The Pembina Institute and Équiterre have released a blueprint for how the federal government can rapidly implement the buildings strategy laid out in the Pan-Canadian Framework on Clean Growth and Climate Change.
According to the report, homes and buildings represent nearly 12 per cent of the country’s overall carbon pollution, and more than one-quarter of energy-related greenhouse gas emissions. Low-carbon buildings are both a climate mitigation and a wealth creation opportunity. A suite of policies can support a transition to a low-carbon building stock, with energy efficiency leading the way.

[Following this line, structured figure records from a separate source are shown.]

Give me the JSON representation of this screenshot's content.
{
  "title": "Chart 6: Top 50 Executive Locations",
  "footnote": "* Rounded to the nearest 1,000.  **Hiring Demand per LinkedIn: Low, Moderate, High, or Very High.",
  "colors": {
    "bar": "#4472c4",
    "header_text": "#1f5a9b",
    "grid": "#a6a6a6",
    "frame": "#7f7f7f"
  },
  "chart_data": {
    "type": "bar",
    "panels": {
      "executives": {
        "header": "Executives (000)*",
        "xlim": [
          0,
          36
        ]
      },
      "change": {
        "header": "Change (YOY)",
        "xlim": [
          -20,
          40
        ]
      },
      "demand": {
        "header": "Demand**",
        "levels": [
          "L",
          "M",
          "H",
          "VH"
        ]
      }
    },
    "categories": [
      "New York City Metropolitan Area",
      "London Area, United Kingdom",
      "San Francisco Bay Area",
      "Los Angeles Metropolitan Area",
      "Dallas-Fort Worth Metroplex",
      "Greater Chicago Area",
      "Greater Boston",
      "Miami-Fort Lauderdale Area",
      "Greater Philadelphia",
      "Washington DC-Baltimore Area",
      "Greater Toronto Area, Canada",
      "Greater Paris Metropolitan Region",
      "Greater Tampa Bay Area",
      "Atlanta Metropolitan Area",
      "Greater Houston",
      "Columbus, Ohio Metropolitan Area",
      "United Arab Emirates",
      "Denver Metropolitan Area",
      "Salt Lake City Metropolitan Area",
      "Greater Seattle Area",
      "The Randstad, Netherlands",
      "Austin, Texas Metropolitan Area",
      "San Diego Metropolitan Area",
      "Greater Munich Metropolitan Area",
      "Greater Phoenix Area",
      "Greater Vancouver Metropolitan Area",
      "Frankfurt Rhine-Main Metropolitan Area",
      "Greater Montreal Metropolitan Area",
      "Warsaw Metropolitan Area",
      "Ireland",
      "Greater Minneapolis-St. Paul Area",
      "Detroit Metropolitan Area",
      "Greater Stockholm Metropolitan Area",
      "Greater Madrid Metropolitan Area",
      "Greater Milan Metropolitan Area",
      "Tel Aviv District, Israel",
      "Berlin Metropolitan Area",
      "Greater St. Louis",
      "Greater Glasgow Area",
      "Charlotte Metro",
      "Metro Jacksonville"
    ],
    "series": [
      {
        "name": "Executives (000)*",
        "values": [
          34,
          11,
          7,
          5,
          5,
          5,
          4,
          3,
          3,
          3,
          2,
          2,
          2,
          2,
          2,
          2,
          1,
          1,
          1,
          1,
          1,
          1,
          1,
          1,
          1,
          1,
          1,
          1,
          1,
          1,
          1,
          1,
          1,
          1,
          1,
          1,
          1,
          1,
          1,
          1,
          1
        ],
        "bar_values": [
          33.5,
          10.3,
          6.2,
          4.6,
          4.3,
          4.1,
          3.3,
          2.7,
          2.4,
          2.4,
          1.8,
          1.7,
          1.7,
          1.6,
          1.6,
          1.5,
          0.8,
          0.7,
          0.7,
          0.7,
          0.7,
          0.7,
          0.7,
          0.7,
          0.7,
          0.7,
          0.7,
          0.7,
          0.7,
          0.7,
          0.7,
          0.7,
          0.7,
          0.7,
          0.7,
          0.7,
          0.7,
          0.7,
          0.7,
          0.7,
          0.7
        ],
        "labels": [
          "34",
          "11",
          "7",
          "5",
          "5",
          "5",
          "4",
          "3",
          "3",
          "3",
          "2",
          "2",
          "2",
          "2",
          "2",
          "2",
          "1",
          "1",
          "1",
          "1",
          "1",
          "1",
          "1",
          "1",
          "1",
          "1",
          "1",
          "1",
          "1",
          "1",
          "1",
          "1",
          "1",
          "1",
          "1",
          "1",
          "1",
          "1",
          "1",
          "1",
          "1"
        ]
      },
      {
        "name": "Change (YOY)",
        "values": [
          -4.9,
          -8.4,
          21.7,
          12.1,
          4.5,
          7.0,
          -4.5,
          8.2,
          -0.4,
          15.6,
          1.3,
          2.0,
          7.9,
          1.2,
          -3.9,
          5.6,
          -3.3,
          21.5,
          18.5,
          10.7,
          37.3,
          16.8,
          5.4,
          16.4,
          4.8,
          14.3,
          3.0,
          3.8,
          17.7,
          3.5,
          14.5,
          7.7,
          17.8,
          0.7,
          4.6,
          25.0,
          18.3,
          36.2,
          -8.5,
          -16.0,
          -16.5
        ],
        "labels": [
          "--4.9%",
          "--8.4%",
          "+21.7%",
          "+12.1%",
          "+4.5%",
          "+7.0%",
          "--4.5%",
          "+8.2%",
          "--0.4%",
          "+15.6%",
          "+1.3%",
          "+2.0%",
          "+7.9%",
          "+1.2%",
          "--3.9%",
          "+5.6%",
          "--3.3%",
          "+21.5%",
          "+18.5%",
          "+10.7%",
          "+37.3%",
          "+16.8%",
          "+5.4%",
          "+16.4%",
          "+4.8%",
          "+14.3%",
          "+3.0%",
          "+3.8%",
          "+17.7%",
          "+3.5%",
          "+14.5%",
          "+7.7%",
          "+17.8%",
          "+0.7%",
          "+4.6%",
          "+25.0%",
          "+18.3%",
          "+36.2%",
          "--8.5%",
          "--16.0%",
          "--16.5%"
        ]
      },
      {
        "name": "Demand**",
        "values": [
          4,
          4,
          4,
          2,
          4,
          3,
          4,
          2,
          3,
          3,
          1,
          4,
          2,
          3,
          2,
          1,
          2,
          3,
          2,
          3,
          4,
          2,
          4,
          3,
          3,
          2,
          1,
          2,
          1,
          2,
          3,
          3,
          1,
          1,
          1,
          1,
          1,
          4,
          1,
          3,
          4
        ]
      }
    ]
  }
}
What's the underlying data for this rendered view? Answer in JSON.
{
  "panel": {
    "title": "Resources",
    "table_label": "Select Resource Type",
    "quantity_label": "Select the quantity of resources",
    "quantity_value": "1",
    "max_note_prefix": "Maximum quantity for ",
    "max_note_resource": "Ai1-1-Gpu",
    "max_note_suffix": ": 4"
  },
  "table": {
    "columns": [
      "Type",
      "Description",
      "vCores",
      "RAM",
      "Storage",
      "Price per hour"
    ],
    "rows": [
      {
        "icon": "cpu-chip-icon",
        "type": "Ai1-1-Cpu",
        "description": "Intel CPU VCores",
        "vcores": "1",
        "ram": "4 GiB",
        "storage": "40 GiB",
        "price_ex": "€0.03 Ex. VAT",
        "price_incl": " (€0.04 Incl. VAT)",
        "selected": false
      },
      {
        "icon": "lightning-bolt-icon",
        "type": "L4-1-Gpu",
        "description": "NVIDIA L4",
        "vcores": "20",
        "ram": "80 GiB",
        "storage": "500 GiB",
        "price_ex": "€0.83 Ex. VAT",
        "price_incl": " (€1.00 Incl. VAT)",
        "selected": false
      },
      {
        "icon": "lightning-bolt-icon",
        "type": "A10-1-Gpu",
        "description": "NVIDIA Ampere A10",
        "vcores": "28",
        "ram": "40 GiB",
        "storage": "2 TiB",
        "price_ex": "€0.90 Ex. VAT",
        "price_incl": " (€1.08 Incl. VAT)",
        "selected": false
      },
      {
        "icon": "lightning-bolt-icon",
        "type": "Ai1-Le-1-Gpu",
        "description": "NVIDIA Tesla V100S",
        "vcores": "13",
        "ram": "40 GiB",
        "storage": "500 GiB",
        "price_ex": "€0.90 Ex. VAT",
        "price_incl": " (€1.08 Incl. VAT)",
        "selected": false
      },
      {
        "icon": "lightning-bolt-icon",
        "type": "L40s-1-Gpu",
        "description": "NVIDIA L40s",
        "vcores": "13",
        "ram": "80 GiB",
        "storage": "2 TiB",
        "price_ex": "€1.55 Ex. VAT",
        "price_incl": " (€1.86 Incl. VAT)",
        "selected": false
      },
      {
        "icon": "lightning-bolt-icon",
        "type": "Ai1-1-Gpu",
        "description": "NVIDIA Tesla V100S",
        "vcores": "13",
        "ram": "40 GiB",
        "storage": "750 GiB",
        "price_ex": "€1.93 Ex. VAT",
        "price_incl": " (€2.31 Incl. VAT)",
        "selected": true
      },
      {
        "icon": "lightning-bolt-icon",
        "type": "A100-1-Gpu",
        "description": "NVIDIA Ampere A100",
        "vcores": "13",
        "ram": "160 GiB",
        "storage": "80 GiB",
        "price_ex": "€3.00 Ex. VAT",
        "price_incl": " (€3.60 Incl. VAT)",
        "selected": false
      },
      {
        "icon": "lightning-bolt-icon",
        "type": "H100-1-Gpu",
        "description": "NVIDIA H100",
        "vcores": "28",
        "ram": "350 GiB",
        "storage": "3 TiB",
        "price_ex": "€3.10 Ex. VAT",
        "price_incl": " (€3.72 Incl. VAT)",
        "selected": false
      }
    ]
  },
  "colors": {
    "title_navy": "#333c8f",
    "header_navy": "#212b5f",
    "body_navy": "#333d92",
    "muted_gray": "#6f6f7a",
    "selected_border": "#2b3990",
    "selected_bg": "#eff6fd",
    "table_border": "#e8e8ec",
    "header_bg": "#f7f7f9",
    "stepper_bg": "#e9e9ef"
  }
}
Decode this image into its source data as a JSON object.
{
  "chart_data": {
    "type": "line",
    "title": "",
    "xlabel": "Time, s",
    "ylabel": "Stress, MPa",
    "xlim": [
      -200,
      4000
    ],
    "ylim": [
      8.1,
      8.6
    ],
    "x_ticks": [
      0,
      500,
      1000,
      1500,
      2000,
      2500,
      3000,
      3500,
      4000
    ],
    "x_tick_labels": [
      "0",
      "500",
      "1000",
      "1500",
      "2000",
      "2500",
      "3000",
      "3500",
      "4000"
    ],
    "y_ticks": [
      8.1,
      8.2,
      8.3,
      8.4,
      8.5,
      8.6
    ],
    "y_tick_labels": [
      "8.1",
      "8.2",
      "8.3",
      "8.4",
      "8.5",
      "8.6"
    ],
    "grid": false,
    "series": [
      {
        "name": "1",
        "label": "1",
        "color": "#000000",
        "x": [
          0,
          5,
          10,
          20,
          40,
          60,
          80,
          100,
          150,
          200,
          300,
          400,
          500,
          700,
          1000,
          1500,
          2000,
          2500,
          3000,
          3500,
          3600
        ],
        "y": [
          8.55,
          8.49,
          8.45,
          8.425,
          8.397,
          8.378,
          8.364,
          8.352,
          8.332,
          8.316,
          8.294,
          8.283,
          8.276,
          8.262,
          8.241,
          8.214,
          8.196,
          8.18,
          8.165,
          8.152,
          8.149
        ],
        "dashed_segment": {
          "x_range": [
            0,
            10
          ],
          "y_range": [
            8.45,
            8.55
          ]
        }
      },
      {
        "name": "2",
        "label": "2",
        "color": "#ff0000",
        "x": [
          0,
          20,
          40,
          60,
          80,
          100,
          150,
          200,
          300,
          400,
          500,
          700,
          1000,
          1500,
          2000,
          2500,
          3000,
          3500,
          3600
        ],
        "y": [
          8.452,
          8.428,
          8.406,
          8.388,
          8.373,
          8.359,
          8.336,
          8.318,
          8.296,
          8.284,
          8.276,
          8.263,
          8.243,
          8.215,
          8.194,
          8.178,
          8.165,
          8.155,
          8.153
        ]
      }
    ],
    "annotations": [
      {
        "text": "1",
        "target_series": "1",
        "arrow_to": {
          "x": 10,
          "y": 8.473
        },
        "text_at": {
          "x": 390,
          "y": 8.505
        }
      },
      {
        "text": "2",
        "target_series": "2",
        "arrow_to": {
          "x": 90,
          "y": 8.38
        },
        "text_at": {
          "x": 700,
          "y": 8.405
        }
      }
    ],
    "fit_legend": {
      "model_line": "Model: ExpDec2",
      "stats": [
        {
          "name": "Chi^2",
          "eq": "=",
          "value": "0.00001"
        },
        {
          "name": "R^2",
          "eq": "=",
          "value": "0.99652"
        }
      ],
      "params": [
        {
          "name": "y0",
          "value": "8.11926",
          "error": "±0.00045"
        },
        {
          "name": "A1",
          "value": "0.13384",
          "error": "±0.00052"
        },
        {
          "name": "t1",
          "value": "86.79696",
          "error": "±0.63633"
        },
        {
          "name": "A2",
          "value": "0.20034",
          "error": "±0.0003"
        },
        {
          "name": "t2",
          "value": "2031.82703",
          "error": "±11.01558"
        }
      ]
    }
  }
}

The report makes several recommendations, including:
- Set a Pan-Canadian target of 30 per cent less energy consumption in the existing building stock below 2005 levels, by 2030, with recognition of the need to achieve complete decarbonization of the building sector;
- Set a Pan-Canadian target that all new construction be net-zero energy ready by 2030. (The Pan-Canadian Framework calls for a net-zero energy ready National Energy Code for Buildings by 2030);
- Launch and manage a large-scale loan guarantee program to backstop investments in key building retrofit initiatives;
- Develop and release the net-zero energy ready energy code as early as 2020, to incent early adopters, and consider funding net-zero certification schemes;
- Fund the third-party publication of a scorecard that assesses the performance of Canadian provinces and large municipalities against key metrics (buildings policies and results); and
- Strike an explicit partnership with the provinces to adopt and report on these goals. Access to federal funding for building renewal should be contingent, in part or in whole, on provincial governments implementing the necessary policies.